Student loan refinancing is an excellent tool to exchange your current student loans for a new student loan with a lower interest rate. When you refinance your student loans, you can combine your existing federal student loans, private student loans or both and get a single, new student loan with one interest rate, one monthly payment and student loan servicer. The goal of student loan refinancing is to lower your interest rate, save money and pay off student loans faster.
When you refinance your student loans, you work with a private lender who evaluates your credit profile, income, debt-to-income ratio, monthly cash flow and other factors to approve your application. Lenders prefer student loan borrowers who have:
- Credit Score in the mid 600’s or higher
- Stable and recurring income
- A low debt-to-income ratio
- Sufficient monthly cash flow to pay your student loans, living expenses and other debts
However, each lender has different underwriting standards. If you do not meet these criteria, you can apply to refinance with a qualified co-signer who does meet these requirements. A co-signer can help you get approved for student loan refinancing and also may help you receive a lower interest rate.
You can use this student loan refinancing calculator to determine how much you can save with student loan refinancing.
Why You Should Refinance Student Loans
There are several reasons why you should refinance student loans:
- Get a lower interest rate
- Save money
- Pay off student loans faster
- Change loan terms
- Change lender or student loan servicer
Get a lower interest rate
The main reason that borrowers refinance student loan debt is to lower their interest rate. When you refinance your student loans, a private lender will give you a lower interest rate compared to the current interest rate on your student loans. For student loan refinancing, most borrowers choose the lender that offers the lowest interest rate. With the lowest interest rate, you can save the most money on your student loans.
Save money
Student loan payments can be expensive. If you want to save money, you can refinance your student loans. The reason that student loan refinancing saves you money is because you receive a lower interest rate.
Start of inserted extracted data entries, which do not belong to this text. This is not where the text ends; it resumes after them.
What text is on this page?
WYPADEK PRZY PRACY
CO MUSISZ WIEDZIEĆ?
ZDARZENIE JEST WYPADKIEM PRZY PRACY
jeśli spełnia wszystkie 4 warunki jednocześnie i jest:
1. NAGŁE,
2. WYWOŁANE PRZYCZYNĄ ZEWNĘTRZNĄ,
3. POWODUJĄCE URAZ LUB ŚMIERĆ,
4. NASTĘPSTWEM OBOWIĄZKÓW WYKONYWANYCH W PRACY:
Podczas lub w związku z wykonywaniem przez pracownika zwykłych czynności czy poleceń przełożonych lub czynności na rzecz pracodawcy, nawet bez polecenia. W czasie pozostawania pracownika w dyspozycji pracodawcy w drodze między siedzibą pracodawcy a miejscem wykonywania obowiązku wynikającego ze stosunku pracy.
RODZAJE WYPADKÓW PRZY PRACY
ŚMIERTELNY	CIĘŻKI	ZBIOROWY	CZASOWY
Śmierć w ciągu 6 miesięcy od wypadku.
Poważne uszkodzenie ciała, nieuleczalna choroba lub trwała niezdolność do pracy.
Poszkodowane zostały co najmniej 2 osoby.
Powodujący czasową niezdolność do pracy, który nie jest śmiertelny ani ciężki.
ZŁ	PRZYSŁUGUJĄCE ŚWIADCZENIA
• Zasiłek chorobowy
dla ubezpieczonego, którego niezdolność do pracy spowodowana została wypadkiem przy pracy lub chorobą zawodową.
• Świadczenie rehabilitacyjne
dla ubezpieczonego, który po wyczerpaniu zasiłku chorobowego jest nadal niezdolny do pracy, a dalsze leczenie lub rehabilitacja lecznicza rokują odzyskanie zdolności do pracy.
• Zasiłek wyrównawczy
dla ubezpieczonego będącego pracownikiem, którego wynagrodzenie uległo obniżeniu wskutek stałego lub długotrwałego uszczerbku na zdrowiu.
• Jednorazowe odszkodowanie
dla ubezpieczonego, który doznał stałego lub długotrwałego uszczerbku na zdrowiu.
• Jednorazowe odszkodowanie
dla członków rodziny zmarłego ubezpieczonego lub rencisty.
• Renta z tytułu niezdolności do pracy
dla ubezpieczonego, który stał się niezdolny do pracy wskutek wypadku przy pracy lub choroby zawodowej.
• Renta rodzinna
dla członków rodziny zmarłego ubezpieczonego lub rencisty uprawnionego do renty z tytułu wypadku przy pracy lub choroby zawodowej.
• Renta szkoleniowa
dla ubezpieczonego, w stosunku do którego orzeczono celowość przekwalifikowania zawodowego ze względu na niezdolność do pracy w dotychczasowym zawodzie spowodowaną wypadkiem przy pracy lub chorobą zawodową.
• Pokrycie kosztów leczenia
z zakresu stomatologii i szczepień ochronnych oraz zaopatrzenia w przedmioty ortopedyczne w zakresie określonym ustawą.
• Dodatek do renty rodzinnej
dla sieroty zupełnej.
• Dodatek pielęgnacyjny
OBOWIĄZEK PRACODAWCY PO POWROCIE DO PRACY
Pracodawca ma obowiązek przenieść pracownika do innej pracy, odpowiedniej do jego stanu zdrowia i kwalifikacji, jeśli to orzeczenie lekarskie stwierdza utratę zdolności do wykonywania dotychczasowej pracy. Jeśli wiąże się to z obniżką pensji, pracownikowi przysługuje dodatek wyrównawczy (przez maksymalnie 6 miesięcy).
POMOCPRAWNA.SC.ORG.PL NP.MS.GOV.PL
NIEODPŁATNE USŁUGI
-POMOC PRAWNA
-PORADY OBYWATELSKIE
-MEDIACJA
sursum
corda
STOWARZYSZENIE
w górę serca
A lower interest rate means you will save money in interest costs.
For example, let’s assume you have $50,000 of student loans at an 8% interest rate and 10-year repayment term. If you refinance your student loans and receive a 3.5% interest rate and 10-year repayment term, you can lower your monthly payment by $112 and save $13,465 total.
Pay off student loans faster
Student loan refinancing can help you pay off student loans faster. There are at least two ways that student loan refinancing can help you pay off student loans faster. First, when you refinance your student loans, you can get a lower interest rate.
When you have a lower interest rate, less interest will accrue on your student loans. This means your student loan balance can be lower compared with your current student loans. Second, when you refinance student loans, you can choose a new repayment term. The standard repayment term for federal student loans is 10 years. If you choose a repayment term less than 10 years, for example, you can pay off your student loans faster.
Change Loan Terms
One big advantage of student loan refinancing is your ability to change your loan terms. For example, all federal student loans have a fixed interest rate and the standard repayment term is 10 years. When you refinance student loans, you can choose both your type of interest rate and your student loan repayment term. For example, you can choose a fixed interest rate or a variable interest rate. You can also choose a student loan repayment term, which typically is 5-20 years.
A fixed interest rate means your interest rate will never change while you repay your student loans. A variable interest rate means your interest can change over the course of your student loan repayment. Typically, variable interest rates are lower than fixed interest rates.
You should choose a shorter repayment period (such as closer to 5 years) if you want to pay off student loans faster. While your monthly payment will be higher, you will have less overall interest. If you want a lower monthly payment or need more time to pay off student loans, then a longer repayment term may better for you. However, the longer you take to pay off student loans, the more total interest you may pay.
Change lender or student loan servicer
Some borrowers refinance to get a new lender or student loan servicer. Student loan refinancing is a helpful way to find a lender or student loan servicer that offers better customer service too.
Why You Should Not Refinance Student Loans
We know there are many reasons why you should refinance your student loans. Are there any examples why you should not refinance your student loans?
Here are some examples why you should not refinance student loans:
- You want student loan forgiveness
- You plan to enroll in an income-driven repayment program
- You are unemployed or underemployed
- You recently defaulted on your student loans
You want student loan forgiveness
If you plan to seek Public Service Loan Forgiveness or Teacher Loan Forgiveness, for example, you need to have federal student loans. When you refinance student loans, you receive a new private student loan and will not have any federal student loans outstanding. The good news is that you can refinance student loans and receive student loan forgiveness. For example, one option is to keep your federal student loans outstanding and refinance your private student loans only.
You plan to enroll in an income-driven repayment program
If you have federal student loans, you are eligible to enroll in an income-driven repayment plan, which allows you to make student loan payments based on your income. When you refinance your student loans, you are not eligible to enroll in an income-driven repayment plan. The reason is because once you refinance your student loans, you will have a private student loan. One option, like with student loan forgiveness, is to keep your federal student loans outstanding and refinance your private student loans only.
You are unemployed or underemployed
Lenders prefer borrowers who are employed and who have stable and recurring income. If you are unemployed or underemployed, it is best to wait until you are fully employed to refinance. You can also apply with a co-signer who is employed with strong credit and income. Your co-signer may help you get approved and even receive a lower interest rate.
You recently defaulted on your student loans
Lenders also typically do not refinance for borrowers who recently defaulted on their student loans. Lenders who prefer borrowers with a history of financial responsibility and on-time payments. However, if the student loan default has been removed from your credit report, and you meet other underwriting requirements, you may be able to refinance your student loans.